The report, which may come this week, is not being written by Mr Starr. The author is Stephen Bates, a lawyer and writer who has made a name for himself with books and articles on several controversial legal cases. He is said by those who know him to be unideological, middle-of-the-road and low profile. His most important work to date is likely to run to about 300 pages, summarising the evidence drawn out by the grand jury. The Starr office will send the House Speaker, Newt Gingrich, a letter in advance, letting him know that the report is on the way.
The scramble to deal with the report, and its legal and political implications, has also begun on Capitol Hill. There are already tussles between Democrats and Republicans over the way in which Congress will handle it. The House Judiciary Committee will handle any impeachment hearings to arise out of the report, but there are few precedents as to how the committee should do it. A meeting today between Mr Gingrich and Richard Gephardt, the leader of the minority Democrats in the House, will try to sort out arrangements and procedures.
Henry Hyde, the Republican chairman of the House Judiciary Committee, has asked for special procedures to allow his committee to investigate the allegations.
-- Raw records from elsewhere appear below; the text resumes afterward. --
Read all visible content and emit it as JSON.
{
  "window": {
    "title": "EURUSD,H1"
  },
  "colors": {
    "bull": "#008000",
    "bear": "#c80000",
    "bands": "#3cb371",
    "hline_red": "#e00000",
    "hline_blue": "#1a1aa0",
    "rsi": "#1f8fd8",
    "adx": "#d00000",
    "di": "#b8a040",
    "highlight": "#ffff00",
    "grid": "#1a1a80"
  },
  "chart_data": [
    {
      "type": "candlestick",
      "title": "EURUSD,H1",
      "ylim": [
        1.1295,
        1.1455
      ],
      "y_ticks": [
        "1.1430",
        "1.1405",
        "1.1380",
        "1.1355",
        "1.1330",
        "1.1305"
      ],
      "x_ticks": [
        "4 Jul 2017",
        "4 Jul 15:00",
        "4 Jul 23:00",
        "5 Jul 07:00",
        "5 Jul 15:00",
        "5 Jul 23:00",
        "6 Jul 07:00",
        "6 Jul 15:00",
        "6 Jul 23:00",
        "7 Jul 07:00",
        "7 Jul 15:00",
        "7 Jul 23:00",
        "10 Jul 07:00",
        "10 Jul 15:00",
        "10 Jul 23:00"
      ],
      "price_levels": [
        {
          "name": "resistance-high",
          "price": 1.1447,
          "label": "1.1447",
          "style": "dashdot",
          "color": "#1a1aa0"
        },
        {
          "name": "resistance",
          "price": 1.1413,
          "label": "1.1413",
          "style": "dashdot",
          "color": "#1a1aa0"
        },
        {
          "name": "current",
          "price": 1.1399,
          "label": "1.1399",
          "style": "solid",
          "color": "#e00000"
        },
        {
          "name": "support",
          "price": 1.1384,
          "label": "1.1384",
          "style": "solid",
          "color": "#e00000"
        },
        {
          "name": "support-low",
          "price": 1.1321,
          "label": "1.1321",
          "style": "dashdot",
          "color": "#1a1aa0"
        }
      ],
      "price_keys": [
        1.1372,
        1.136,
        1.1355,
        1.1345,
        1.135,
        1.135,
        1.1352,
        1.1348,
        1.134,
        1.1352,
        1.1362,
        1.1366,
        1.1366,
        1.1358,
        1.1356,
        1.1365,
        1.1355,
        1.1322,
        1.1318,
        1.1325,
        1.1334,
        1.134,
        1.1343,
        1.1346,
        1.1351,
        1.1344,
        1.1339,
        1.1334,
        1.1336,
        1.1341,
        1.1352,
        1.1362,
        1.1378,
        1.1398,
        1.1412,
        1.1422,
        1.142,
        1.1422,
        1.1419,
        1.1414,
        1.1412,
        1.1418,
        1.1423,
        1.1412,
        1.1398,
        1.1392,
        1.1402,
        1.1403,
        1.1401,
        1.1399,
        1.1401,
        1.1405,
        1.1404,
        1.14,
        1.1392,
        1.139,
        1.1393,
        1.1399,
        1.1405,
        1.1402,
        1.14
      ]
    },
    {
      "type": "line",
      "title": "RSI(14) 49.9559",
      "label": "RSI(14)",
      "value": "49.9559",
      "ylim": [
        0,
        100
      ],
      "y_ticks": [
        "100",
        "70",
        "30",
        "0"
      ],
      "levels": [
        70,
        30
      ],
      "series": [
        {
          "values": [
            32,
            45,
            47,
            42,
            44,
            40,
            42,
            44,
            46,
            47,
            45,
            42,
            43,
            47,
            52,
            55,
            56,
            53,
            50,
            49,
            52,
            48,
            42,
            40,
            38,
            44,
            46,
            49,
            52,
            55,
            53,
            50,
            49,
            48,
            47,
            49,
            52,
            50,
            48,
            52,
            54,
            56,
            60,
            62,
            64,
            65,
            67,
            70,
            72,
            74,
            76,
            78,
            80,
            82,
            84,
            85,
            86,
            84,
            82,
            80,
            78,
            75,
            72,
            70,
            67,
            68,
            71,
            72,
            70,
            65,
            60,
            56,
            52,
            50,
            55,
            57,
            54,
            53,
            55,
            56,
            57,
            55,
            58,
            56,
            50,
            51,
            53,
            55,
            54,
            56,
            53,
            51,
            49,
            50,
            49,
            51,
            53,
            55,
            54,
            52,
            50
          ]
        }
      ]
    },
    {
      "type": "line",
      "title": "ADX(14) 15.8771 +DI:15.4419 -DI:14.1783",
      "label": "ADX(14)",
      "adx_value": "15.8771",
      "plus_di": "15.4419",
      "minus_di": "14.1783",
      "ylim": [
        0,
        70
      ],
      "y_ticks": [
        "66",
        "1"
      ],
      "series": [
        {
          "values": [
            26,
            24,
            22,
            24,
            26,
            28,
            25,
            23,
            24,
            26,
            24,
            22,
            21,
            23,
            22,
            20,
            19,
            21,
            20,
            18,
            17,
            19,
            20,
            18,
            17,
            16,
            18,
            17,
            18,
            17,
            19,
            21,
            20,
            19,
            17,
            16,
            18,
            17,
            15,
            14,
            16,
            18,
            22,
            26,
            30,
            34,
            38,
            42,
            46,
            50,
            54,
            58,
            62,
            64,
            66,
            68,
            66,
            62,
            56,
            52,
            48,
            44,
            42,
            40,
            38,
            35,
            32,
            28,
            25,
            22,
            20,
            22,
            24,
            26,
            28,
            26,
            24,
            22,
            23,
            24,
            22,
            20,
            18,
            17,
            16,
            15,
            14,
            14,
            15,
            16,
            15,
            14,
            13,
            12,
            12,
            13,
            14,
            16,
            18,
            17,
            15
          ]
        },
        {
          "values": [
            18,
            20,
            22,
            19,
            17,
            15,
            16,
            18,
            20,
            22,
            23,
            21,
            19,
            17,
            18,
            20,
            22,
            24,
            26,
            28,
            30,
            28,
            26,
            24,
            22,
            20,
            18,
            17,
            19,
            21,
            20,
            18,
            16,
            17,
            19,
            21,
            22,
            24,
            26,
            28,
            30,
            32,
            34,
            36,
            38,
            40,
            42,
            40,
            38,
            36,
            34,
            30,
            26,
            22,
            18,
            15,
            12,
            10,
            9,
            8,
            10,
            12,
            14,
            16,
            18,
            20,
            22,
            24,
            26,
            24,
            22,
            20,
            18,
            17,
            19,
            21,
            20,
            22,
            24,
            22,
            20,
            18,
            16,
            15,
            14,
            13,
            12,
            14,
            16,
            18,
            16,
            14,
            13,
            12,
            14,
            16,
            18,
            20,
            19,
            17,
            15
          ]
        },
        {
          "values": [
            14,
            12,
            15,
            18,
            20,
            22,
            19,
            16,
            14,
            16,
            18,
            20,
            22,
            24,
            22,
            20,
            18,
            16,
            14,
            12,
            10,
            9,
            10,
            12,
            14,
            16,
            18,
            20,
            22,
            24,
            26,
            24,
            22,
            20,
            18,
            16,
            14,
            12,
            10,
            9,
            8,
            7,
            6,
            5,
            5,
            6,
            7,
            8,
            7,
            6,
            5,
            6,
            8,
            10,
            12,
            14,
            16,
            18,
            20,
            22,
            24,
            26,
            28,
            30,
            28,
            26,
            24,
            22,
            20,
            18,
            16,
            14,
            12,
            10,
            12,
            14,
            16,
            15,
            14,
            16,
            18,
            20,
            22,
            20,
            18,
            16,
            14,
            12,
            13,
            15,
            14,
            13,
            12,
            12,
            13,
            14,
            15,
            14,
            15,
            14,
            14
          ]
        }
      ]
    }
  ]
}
Among other things, he wants the authority to order the sergeant-at-arms of the House of Representatives to arrest witnesses who do not co-operate with his inquiries.
The House Judiciary Committee was also meeting yesterday to examine what the Constitution means when it speaks of "high crimes and misdemeanours" as the test for impeachment.
The report will examine whether Mr Clinton lied under oath about his relationship with Ms Lewinsky, encouraged her to lie, and obstructed investigations. But it is unclear whether he broke any laws, or whether breaking the law is a necessary condition of "high crime and misdemeanours".
Impeachment would be decided upon only after a complex procedure. Once Mr Starr has notified Congress of his intention to send a report, the House Rules Committee will draw up a resolution authorising the Judiciary Committee to subpoena witnesses and take depositions.
The Starr report would then be sent to the Judiciary Committee, and might, for a time, be limited to its members. It would determine whether to hold impeachment hearings, which could result in a recommendation of articles of impeachment against the President.
Then the full House would vote on whether to confirm the impeachment, and the President would be tried by the Senate.
President Richard Nixon resigned once it became clear that he would be impeached.